On #quietquitting #remotework #flexibility #coasters Trust employees, they will be inspired and engaged! 😊 many of us are not coasters, we want to make it all work in a time of crisis
In 2021, there were 245 business days. For 106 of them or 43%, I suffered a disruption that would have prevented me from doing a standard 9 to 5 day in the office. Leading causes were, in order of frequency: covid restrictions, 1-month long kindergarten strike, teachers strike, school bus drivers strike, covid itself, gastro-enteritis, power outages, doctor appointments, snow storms, and home appliances failures. I could write a novel about that year.
If my employer hadn't provided its workforce with flexible hours and generous paid sick leave, I wouldn't have made it. I'm grateful for their choice to prioritize employee wellness above all during the covid crisis.
🐈Flexibility is Necessary for Wellness
I will not rewrite the book on remote work. As a matter of fact, my LinkedIn feed is full of Simon Sinek speeches about how employers should trust their employees to get things done regardless of the time and place. I sense an urgency in these quotes being shared and celebrated ad nauseam. We are scared of things going back to the way they were before.
Future.com has an excellent piece about the competitive advantages of startups that provide flexibility to their employees. Sure, memes about "9 to 5 being an artifact of the industrial age" are fun, but nothing beats data; the Future.com article provides data. Among the surveys cited by the article, I was surprised to learn that the "water cooler talk" effect is probably overestimated on an enterprise scale (that's not to say individuals don't benefit - I would consider myself the counter-example: I love me some coffee machine gossiping).

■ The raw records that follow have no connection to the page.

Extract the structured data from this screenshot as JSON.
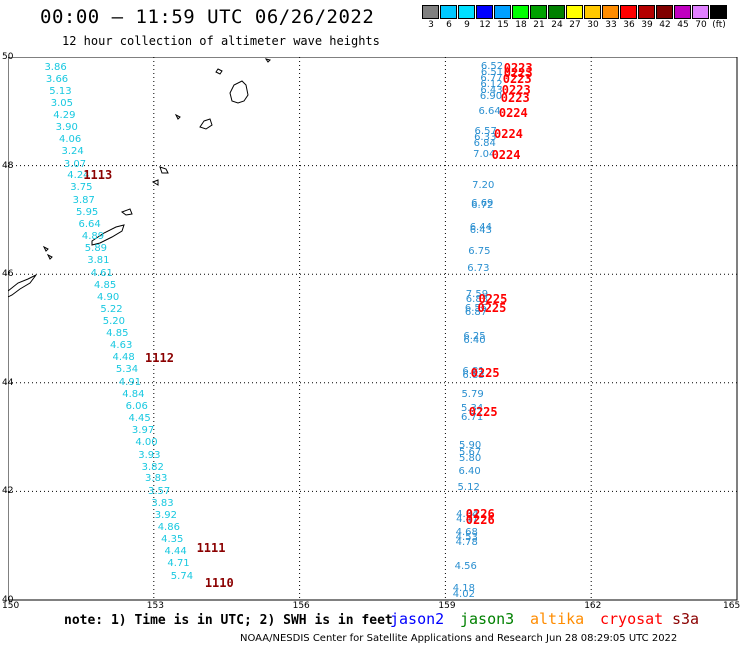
{
  "title": "00:00 – 11:59 UTC 06/26/2022",
  "subtitle": "12 hour collection of altimeter wave heights",
  "colorbar": {
    "colors": [
      "#808080",
      "#00c8ff",
      "#00e0ff",
      "#0000ff",
      "#00a0ff",
      "#00ff00",
      "#00a000",
      "#008000",
      "#ffff00",
      "#ffc800",
      "#ff8c00",
      "#ff0000",
      "#b40000",
      "#800000",
      "#c000c0",
      "#e080ff",
      "#000000"
    ],
    "labels": [
      "3",
      "6",
      "9",
      "12",
      "15",
      "18",
      "21",
      "24",
      "27",
      "30",
      "33",
      "36",
      "39",
      "42",
      "45",
      "70",
      "(ft)"
    ]
  },
  "map": {
    "lon_labels": [
      "150",
      "153",
      "156",
      "159",
      "162",
      "165"
    ],
    "lat_labels": [
      "50",
      "48",
      "46",
      "44",
      "42",
      "40"
    ]
  },
  "observations": [
    {
      "v": "3.86",
      "lon": 150.75,
      "lat": 49.8
    },
    {
      "v": "3.66",
      "lon": 150.78,
      "lat": 49.58
    },
    {
      "v": "5.13",
      "lon": 150.85,
      "lat": 49.36
    },
    {
      "v": "3.05",
      "lon": 150.88,
      "lat": 49.13
    },
    {
      "v": "4.29",
      "lon": 150.93,
      "lat": 48.91
    },
    {
      "v": "3.90",
      "lon": 150.98,
      "lat": 48.69
    },
    {
      "v": "4.06",
      "lon": 151.05,
      "lat": 48.47
    },
    {
      "v": "3.24",
      "lon": 151.1,
      "lat": 48.25
    },
    {
      "v": "3.07",
      "lon": 151.15,
      "lat": 48.02
    },
    {
      "v": "4.24",
      "lon": 151.22,
      "lat": 47.8
    },
    {
      "v": "3.75",
      "lon": 151.28,
      "lat": 47.58
    },
    {
      "v": "3.87",
      "lon": 151.33,
      "lat": 47.35
    },
    {
      "v": "5.95",
      "lon": 151.4,
      "lat": 47.13
    },
    {
      "v": "6.64",
      "lon": 151.45,
      "lat": 46.91
    },
    {
      "v": "4.89",
      "lon": 151.52,
      "lat": 46.68
    },
    {
      "v": "5.89",
      "lon": 151.58,
      "lat": 46.46
    },
    {
      "v": "3.81",
      "lon": 151.63,
      "lat": 46.24
    },
    {
      "v": "4.61",
      "lon": 151.7,
      "lat": 46.01
    },
    {
      "v": "4.85",
      "lon": 151.77,
      "lat": 45.79
    },
    {
      "v": "4.90",
      "lon": 151.83,
      "lat": 45.57
    },
    {
      "v": "5.22",
      "lon": 151.9,
      "lat": 45.34
    },
    {
      "v": "5.20",
      "lon": 151.95,
      "lat": 45.12
    },
    {
      "v": "4.85",
      "lon": 152.02,
      "lat": 44.9
    },
    {
      "v": "4.63",
      "lon": 152.1,
      "lat": 44.67
    },
    {
      "v": "4.48",
      "lon": 152.15,
      "lat": 44.45
    },
    {
      "v": "5.34",
      "lon": 152.22,
      "lat": 44.23
    },
    {
      "v": "4.91",
      "lon": 152.28,
      "lat": 44.0
    },
    {
      "v": "4.84",
      "lon": 152.35,
      "lat": 43.78
    },
    {
      "v": "6.06",
      "lon": 152.42,
      "lat": 43.56
    },
    {
      "v": "4.45",
      "lon": 152.48,
      "lat": 43.33
    },
    {
      "v": "3.97",
      "lon": 152.55,
      "lat": 43.11
    },
    {
      "v": "4.00",
      "lon": 152.62,
      "lat": 42.89
    },
    {
      "v": "3.93",
      "lon": 152.68,
      "lat": 42.66
    },
    {
      "v": "3.82",
      "lon": 152.75,
      "lat": 42.44
    },
    {
      "v": "3.83",
      "lon": 152.82,
      "lat": 42.22
    },
    {
      "v": "3.57",
      "lon": 152.88,
      "lat": 41.99
    },
    {
      "v": "3.83",
      "lon": 152.95,
      "lat": 41.77
    },
    {
      "v": "3.92",
      "lon": 153.02,
      "lat": 41.55
    },
    {
      "v": "4.86",
      "lon": 153.08,
      "lat": 41.32
    },
    {
      "v": "4.35",
      "lon": 153.15,
      "lat": 41.1
    },
    {
      "v": "4.44",
      "lon": 153.22,
      "lat": 40.88
    },
    {
      "v": "4.71",
      "lon": 153.28,
      "lat": 40.66
    },
    {
      "v": "5.74",
      "lon": 153.35,
      "lat": 40.43
    },
    {
      "v": "6.52",
      "lon": 159.73,
      "lat": 49.82
    },
    {
      "v": "6.51",
      "lon": 159.73,
      "lat": 49.71
    },
    {
      "v": "6.77",
      "lon": 159.72,
      "lat": 49.6
    },
    {
      "v": "6.12",
      "lon": 159.72,
      "lat": 49.49
    },
    {
      "v": "6.43",
      "lon": 159.72,
      "lat": 49.38
    },
    {
      "v": "6.90",
      "lon": 159.71,
      "lat": 49.27
    },
    {
      "v": "6.64",
      "lon": 159.68,
      "lat": 48.98
    },
    {
      "v": "6.57",
      "lon": 159.6,
      "lat": 48.62
    },
    {
      "v": "6.33",
      "lon": 159.59,
      "lat": 48.51
    },
    {
      "v": "6.84",
      "lon": 159.58,
      "lat": 48.4
    },
    {
      "v": "7.04",
      "lon": 159.57,
      "lat": 48.2
    },
    {
      "v": "7.20",
      "lon": 159.55,
      "lat": 47.62
    },
    {
      "v": "6.69",
      "lon": 159.53,
      "lat": 47.3
    },
    {
      "v": "6.72",
      "lon": 159.53,
      "lat": 47.25
    },
    {
      "v": "6.44",
      "lon": 159.5,
      "lat": 46.86
    },
    {
      "v": "6.43",
      "lon": 159.5,
      "lat": 46.8
    },
    {
      "v": "6.75",
      "lon": 159.47,
      "lat": 46.4
    },
    {
      "v": "6.73",
      "lon": 159.45,
      "lat": 46.1
    },
    {
      "v": "7.59",
      "lon": 159.42,
      "lat": 45.62
    },
    {
      "v": "6.83",
      "lon": 159.42,
      "lat": 45.52
    },
    {
      "v": "6.55",
      "lon": 159.4,
      "lat": 45.36
    },
    {
      "v": "6.87",
      "lon": 159.4,
      "lat": 45.28
    },
    {
      "v": "6.25",
      "lon": 159.37,
      "lat": 44.85
    },
    {
      "v": "6.40",
      "lon": 159.37,
      "lat": 44.77
    },
    {
      "v": "6.81",
      "lon": 159.35,
      "lat": 44.2
    },
    {
      "v": "6.83",
      "lon": 159.35,
      "lat": 44.12
    },
    {
      "v": "5.79",
      "lon": 159.33,
      "lat": 43.78
    },
    {
      "v": "5.34",
      "lon": 159.32,
      "lat": 43.52
    },
    {
      "v": "6.71",
      "lon": 159.32,
      "lat": 43.36
    },
    {
      "v": "5.90",
      "lon": 159.28,
      "lat": 42.84
    },
    {
      "v": "5.67",
      "lon": 159.28,
      "lat": 42.71
    },
    {
      "v": "5.80",
      "lon": 159.28,
      "lat": 42.6
    },
    {
      "v": "6.40",
      "lon": 159.27,
      "lat": 42.36
    },
    {
      "v": "5.12",
      "lon": 159.25,
      "lat": 42.07
    },
    {
      "v": "4.84",
      "lon": 159.22,
      "lat": 41.57
    },
    {
      "v": "4.47",
      "lon": 159.22,
      "lat": 41.48
    },
    {
      "v": "4.68",
      "lon": 159.21,
      "lat": 41.23
    },
    {
      "v": "4.53",
      "lon": 159.21,
      "lat": 41.15
    },
    {
      "v": "4.78",
      "lon": 159.21,
      "lat": 41.05
    },
    {
      "v": "4.56",
      "lon": 159.19,
      "lat": 40.6
    },
    {
      "v": "4.18",
      "lon": 159.15,
      "lat": 40.21
    },
    {
      "v": "4.02",
      "lon": 159.15,
      "lat": 40.1
    }
  ],
  "passes": [
    {
      "label": "1113",
      "color": "#8b0000",
      "lon": 151.55,
      "lat": 47.83
    },
    {
      "label": "1112",
      "color": "#8b0000",
      "lon": 152.82,
      "lat": 44.45
    },
    {
      "label": "1111",
      "color": "#8b0000",
      "lon": 153.88,
      "lat": 40.95
    },
    {
      "label": "1110",
      "color": "#8b0000",
      "lon": 154.05,
      "lat": 40.32
    },
    {
      "label": "0223",
      "color": "#ff0000",
      "lon": 160.2,
      "lat": 49.8
    },
    {
      "label": "0223",
      "color": "#ff0000",
      "lon": 160.2,
      "lat": 49.71
    },
    {
      "label": "0223",
      "color": "#ff0000",
      "lon": 160.18,
      "lat": 49.6
    },
    {
      "label": "0223",
      "color": "#ff0000",
      "lon": 160.16,
      "lat": 49.4
    },
    {
      "label": "0223",
      "color": "#ff0000",
      "lon": 160.14,
      "lat": 49.24
    },
    {
      "label": "0224",
      "color": "#ff0000",
      "lon": 160.1,
      "lat": 48.96
    },
    {
      "label": "0224",
      "color": "#ff0000",
      "lon": 160.0,
      "lat": 48.58
    },
    {
      "label": "0224",
      "color": "#ff0000",
      "lon": 159.95,
      "lat": 48.19
    },
    {
      "label": "0225",
      "color": "#ff0000",
      "lon": 159.68,
      "lat": 45.54
    },
    {
      "label": "0225",
      "color": "#ff0000",
      "lon": 159.66,
      "lat": 45.38
    },
    {
      "label": "0225",
      "color": "#ff0000",
      "lon": 159.52,
      "lat": 44.18
    },
    {
      "label": "0225",
      "color": "#ff0000",
      "lon": 159.48,
      "lat": 43.47
    },
    {
      "label": "0226",
      "color": "#ff0000",
      "lon": 159.42,
      "lat": 41.58
    },
    {
      "label": "0226",
      "color": "#ff0000",
      "lon": 159.42,
      "lat": 41.48
    }
  ],
  "note": "note: 1) Time is in UTC; 2) SWH is in feet",
  "missions": [
    {
      "name": "jason2",
      "color": "#0000ff"
    },
    {
      "name": "jason3",
      "color": "#008000"
    },
    {
      "name": "altika",
      "color": "#ff8c00"
    },
    {
      "name": "cryosat",
      "color": "#ff0000"
    },
    {
      "name": "s3a",
      "color": "#8b0000"
    }
  ],
  "footer": "NOAA/NESDIS Center for Satellite Applications and Research   Jun 28 08:29:05 UTC 2022"
}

The most interesting part of the article is about the disputes over the "hybrid" model. Most employees feel hybrid means working from either the office or home, whichever is the most convenient at a given time. Employers, on the other hand, may view it as "have x employees go in office on a precise day so we can optimize our obscenely onerous office space". You need to clarify this with your employer!

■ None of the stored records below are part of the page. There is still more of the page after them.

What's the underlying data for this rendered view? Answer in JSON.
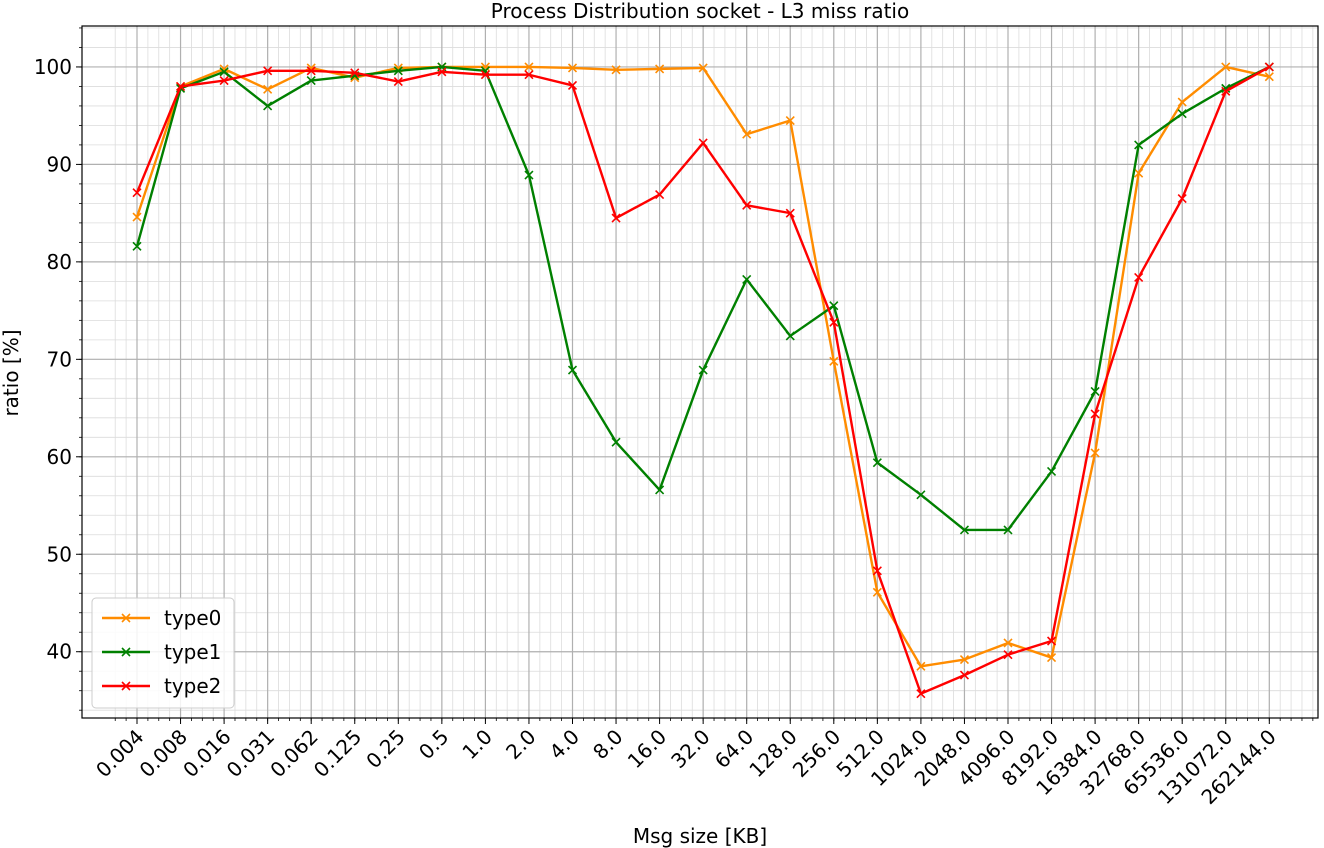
{
  "chart_data": {
    "type": "line",
    "title": "Process Distribution socket - L3 miss ratio",
    "xlabel": "Msg size [KB]",
    "ylabel": "ratio [%]",
    "x": [
      "0.004",
      "0.008",
      "0.016",
      "0.031",
      "0.062",
      "0.125",
      "0.25",
      "0.5",
      "1.0",
      "2.0",
      "4.0",
      "8.0",
      "16.0",
      "32.0",
      "64.0",
      "128.0",
      "256.0",
      "512.0",
      "1024.0",
      "2048.0",
      "4096.0",
      "8192.0",
      "16384.0",
      "32768.0",
      "65536.0",
      "131072.0",
      "262144.0"
    ],
    "ylim": [
      33.2,
      104.2
    ],
    "yticks": [
      40,
      50,
      60,
      70,
      80,
      90,
      100
    ],
    "grid": true,
    "legend_position": "lower-left",
    "series": [
      {
        "name": "type0",
        "color": "#ff8c00",
        "marker": "x",
        "values": [
          84.6,
          98.0,
          99.8,
          97.7,
          99.9,
          98.9,
          99.9,
          100.0,
          100.0,
          100.0,
          99.9,
          99.7,
          99.8,
          99.9,
          93.1,
          94.5,
          69.8,
          46.1,
          38.5,
          39.2,
          40.9,
          39.4,
          60.4,
          89.1,
          96.4,
          100.0,
          99.0
        ]
      },
      {
        "name": "type1",
        "color": "#008000",
        "marker": "x",
        "values": [
          81.6,
          97.8,
          99.5,
          96.0,
          98.6,
          99.1,
          99.6,
          100.0,
          99.6,
          88.9,
          68.9,
          61.5,
          56.6,
          68.9,
          78.2,
          72.4,
          75.5,
          59.4,
          56.1,
          52.5,
          52.5,
          58.5,
          66.7,
          92.0,
          95.2,
          97.8,
          100.0
        ]
      },
      {
        "name": "type2",
        "color": "#ff0000",
        "marker": "x",
        "values": [
          87.1,
          98.0,
          98.6,
          99.6,
          99.6,
          99.4,
          98.5,
          99.5,
          99.2,
          99.2,
          98.1,
          84.5,
          86.9,
          92.2,
          85.8,
          85.0,
          73.8,
          48.3,
          35.7,
          37.6,
          39.7,
          41.1,
          64.4,
          78.4,
          86.5,
          97.5,
          100.0
        ]
      }
    ]
  }
}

🦥When Flexibility Breeds Slacking
I suspect Meta and Apple's move to bring back people to offices is a reaction to "quiet quitting". As the Wall Street Journal reports, a slew of Gen-Z are going viral on Tiktok about how they've been coasting at work: doing the bare minimum, checking out once their hours are done, not chasing that promotion or that pay raise, and valuing other ways to accomplish themselves outside of their careers.
Quiet quitting to me feels like nothing new. Analysts linking the behaviour to a social phenomenon or generational changes are just smelling their own farts. Coasting has always been present; what changed is merely the demographics. In a shrinking active population, workers now possess the bigger end of the stick. Employees can afford to coast (for now).

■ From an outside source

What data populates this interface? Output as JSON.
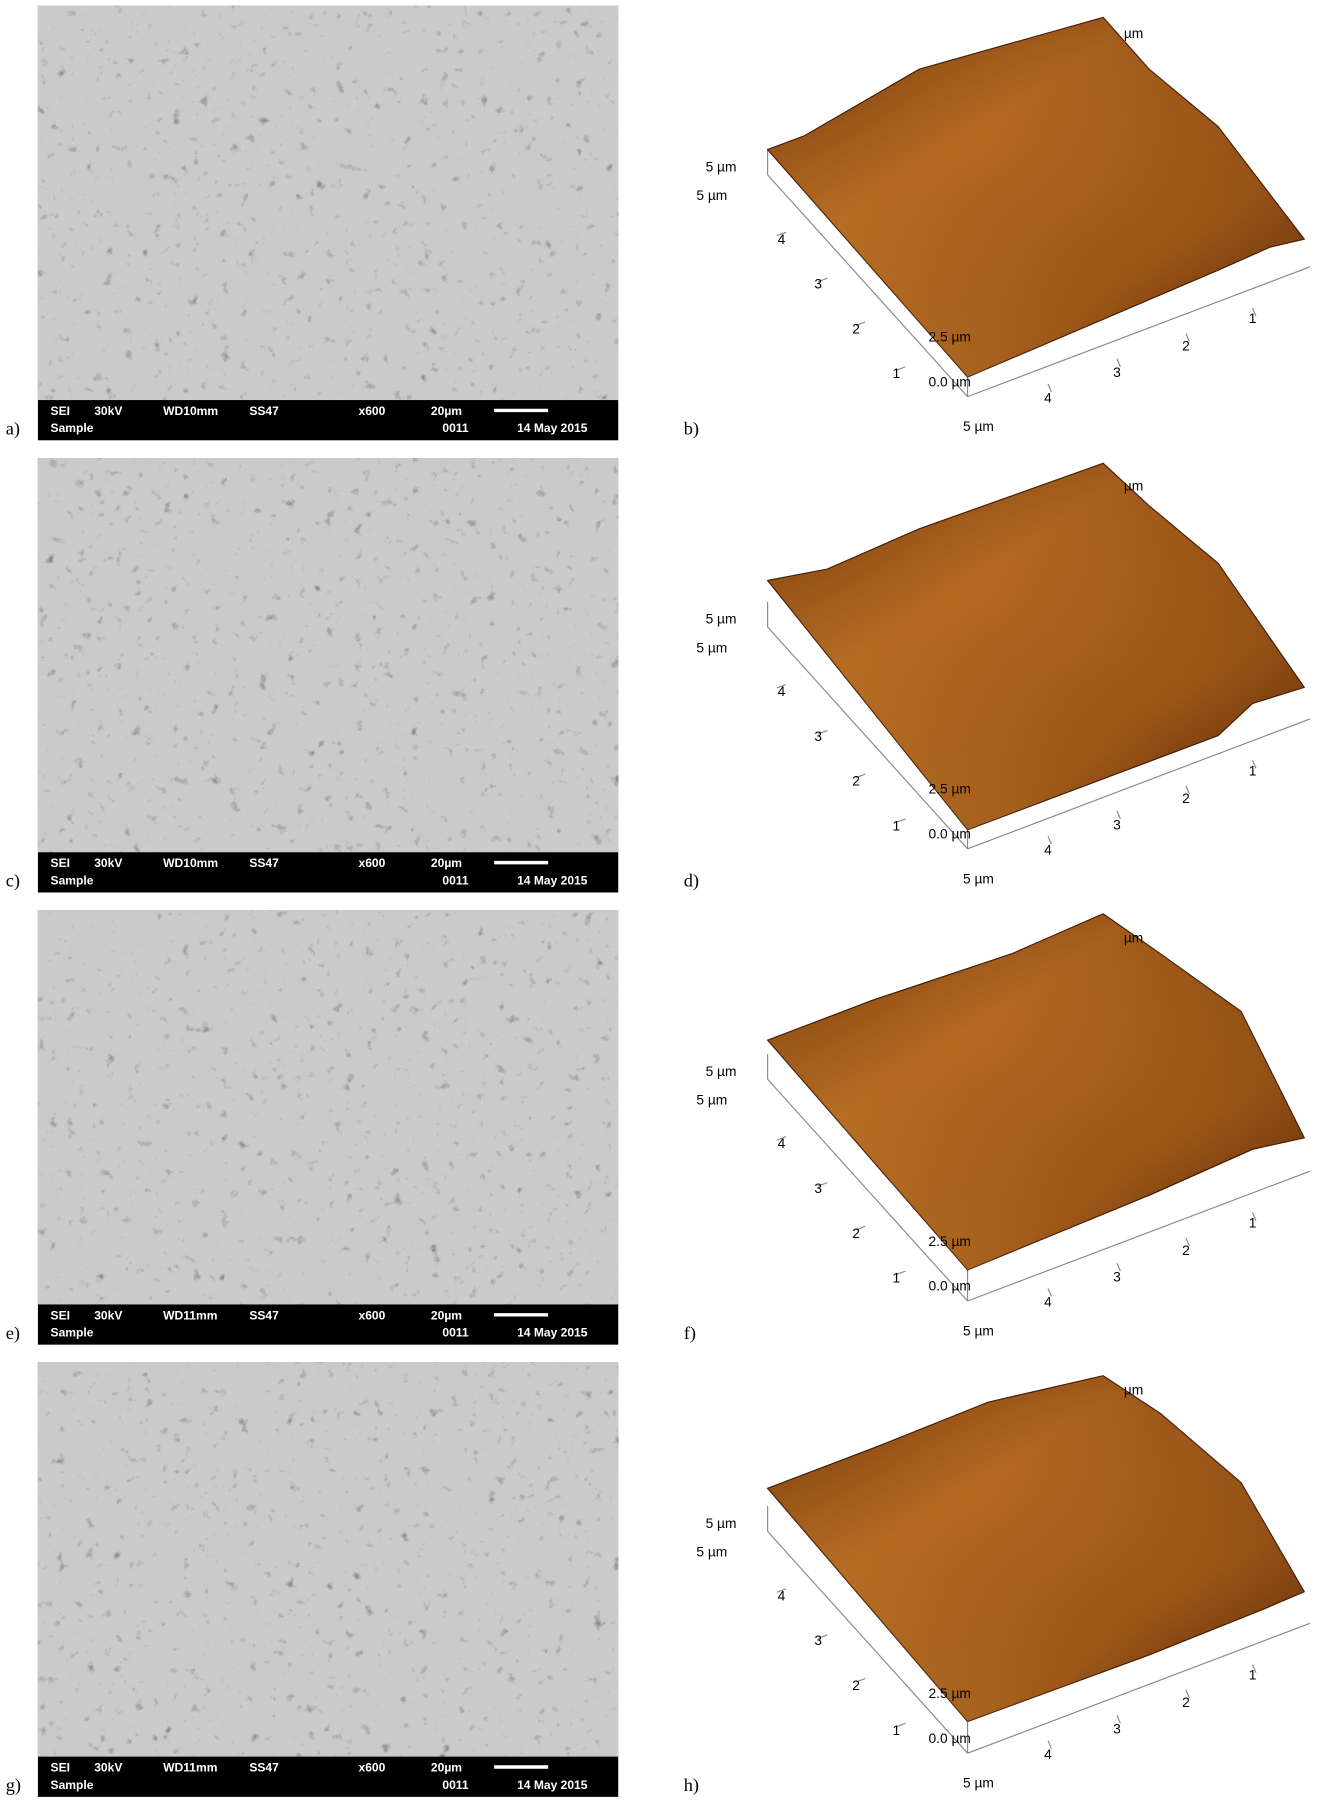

My take on this is that if employees can coast on a job, chances are that the tasks will be automated within the next 5 years anyway. Standford University students opened a fully automated restaurant in San Francisco and chatbots are becoming commonplace to take orders.
There is no such thing as a free lunch. In the future, we will see privileged knowledge workers benefit from the flexibility of the most successful companies. A "virtuous circle" will emerge: proficient employees will gravitate towards flexible companies, which will benefit them both. On the other hand, while the rich get richer, companies struggling with their sense of control over employees will lose their competitive edge; employees taking it easy will get replaced by AI.